Straightforward variations may appear to lack consideration. What’s the consideration in updating an incorrect cross reference? Or fixing a mis-defined term? So one lawyer might reach for a deed template, another may use an agreement with a notional $1 consideration, while others still take a risk-based assessment and use a simple agreement. Some may even dip in to case law and academic analysis to apply a “practical benefit”[1] test, establish an estoppel, or opine as to whether New Zealand law even requires consideration for variations any more.[2]

But all those approaches might have issues too:

Deeds can be a real pain: section 9 of the Property Law Act requires deeds to be signed by someone (often two someones!) sitting at the very top of the financial delegation tree – typically directors or, for the public sector, a chief executive.

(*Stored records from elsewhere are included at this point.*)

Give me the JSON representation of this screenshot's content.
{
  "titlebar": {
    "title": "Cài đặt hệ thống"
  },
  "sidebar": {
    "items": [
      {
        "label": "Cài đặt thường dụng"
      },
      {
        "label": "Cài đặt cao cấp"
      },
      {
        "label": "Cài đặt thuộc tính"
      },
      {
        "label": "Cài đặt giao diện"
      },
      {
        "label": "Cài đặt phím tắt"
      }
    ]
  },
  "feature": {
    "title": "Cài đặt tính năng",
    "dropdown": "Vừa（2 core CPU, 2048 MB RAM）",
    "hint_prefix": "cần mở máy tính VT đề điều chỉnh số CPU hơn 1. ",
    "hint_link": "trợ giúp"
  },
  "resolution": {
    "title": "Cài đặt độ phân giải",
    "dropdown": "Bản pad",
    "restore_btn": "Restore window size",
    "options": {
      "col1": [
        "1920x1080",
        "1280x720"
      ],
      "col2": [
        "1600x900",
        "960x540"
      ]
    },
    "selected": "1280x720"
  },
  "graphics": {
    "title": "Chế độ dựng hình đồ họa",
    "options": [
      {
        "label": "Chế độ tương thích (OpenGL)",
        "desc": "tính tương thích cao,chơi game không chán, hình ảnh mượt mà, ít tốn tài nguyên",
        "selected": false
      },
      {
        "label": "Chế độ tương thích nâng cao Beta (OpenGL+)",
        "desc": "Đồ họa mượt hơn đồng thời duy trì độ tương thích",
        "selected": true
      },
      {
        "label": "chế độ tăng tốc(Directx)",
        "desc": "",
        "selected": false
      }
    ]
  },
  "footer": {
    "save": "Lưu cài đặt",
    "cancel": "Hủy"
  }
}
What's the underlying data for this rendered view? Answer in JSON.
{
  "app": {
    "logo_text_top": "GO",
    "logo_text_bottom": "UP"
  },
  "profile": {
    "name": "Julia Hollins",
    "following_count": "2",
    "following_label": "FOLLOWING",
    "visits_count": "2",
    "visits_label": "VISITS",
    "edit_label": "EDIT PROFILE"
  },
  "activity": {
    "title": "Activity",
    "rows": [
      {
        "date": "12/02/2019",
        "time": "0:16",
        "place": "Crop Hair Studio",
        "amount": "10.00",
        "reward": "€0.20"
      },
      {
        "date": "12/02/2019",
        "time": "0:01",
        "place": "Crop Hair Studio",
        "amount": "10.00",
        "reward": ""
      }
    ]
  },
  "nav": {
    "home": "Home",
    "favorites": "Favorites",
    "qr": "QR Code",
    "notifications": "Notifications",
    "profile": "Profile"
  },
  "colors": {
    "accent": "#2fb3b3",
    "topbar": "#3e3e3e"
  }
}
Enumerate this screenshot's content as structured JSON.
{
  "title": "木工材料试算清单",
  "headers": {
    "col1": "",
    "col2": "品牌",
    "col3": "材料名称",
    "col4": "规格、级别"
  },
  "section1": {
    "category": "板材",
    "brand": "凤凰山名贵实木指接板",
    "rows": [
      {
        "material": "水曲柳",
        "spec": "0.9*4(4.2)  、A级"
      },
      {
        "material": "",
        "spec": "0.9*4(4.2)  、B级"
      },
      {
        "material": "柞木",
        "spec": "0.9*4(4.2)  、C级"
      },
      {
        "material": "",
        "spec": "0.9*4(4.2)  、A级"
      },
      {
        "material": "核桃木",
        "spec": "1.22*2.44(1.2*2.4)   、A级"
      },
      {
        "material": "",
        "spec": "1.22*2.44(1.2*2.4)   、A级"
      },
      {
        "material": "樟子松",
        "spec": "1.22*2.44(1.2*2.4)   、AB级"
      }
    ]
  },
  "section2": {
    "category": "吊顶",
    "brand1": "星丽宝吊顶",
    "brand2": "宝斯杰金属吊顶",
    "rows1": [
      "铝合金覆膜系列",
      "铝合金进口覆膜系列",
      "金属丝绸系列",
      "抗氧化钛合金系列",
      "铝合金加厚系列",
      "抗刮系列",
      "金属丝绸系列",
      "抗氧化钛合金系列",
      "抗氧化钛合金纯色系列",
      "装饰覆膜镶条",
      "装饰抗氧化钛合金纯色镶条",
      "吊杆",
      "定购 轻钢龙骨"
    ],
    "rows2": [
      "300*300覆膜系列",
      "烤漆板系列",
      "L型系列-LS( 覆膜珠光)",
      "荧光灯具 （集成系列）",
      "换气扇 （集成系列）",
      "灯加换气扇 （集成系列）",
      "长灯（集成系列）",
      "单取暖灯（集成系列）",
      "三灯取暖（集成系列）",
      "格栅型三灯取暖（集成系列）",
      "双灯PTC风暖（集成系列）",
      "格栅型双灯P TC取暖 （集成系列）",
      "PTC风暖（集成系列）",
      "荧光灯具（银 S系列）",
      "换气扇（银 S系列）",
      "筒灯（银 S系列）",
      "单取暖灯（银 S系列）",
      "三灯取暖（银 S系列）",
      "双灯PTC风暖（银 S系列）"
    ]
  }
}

The formalities required for a deed often seem wholly disproportionate to the subject matter at hand. A team manager may be able to sign a 5-figure professional services contract within their financial delegation, but having to escalate to the board to vary the term of that contract or correct an incorrect cross reference seems ridiculous.

$1 notional consideration is a fiction that is a triumph of form over substance. And with Bathurst[3] widening the scope of admissible evidence in contract disputes, does that mean you actually have to ask for the dollar to be handed over?

As for the actual common law position, let’s be honest: what in-house lawyer has time for that before knocking out a simple variation and moving on to the next urgent thing in their inbox?

At Juno Legal, we work with lots of in-house teams, and we see many teams grappling with similar sorts of issues of legal practice or administration. And often these are the type of issue that don’t give a team or organisation any kind of competitive advantage. And so we are really keen to broker a discussion as to what “best practice” for in-house legal teams looks like. How do we – as in-house lawyers – form a consensus (or perhaps even just find safety in numbers) for this type of issue?

Several Juno Lawyers got around the virtual water cooler (Teams) to discuss this very issue. Our preliminary consensus was the risk-based approach was best. For a simple variation, the chances of a counterparty seeking to void a variation and return to the primary agreement’s position are slim, and the chances of winning that type of wholly unsympathetic position are even slimmer. So a simple agreement will be fine in the vast majority of cases, and the additional certainty of a deed or notional $1 consideration simply isn’t justified in the circumstances. A higher risk variation might warrant a deed, but that is the exception rather than the norm.


[1] Williams v Roffey Bros & Nicholls (Contractors) Ltd [1991] 1 QB 1 (CA).

[2] Antons Trawling Co Ltd v Smith [2003] 2 NZLR 23 (CA), Teat v Willcocks [2013] NZCA 162, [2014] 3 NZLR 129. See further Marcus Roberts “The Formation of Variation Contracts in New Zealand: Consideration and Estoppel” [2016] VUWLawRw 18, available on NZLII.

[3] Bathurst Resource Ltd v L&M Coal Holdings Ltd  [2021] NZSC 85, see Juno Legal’s article here.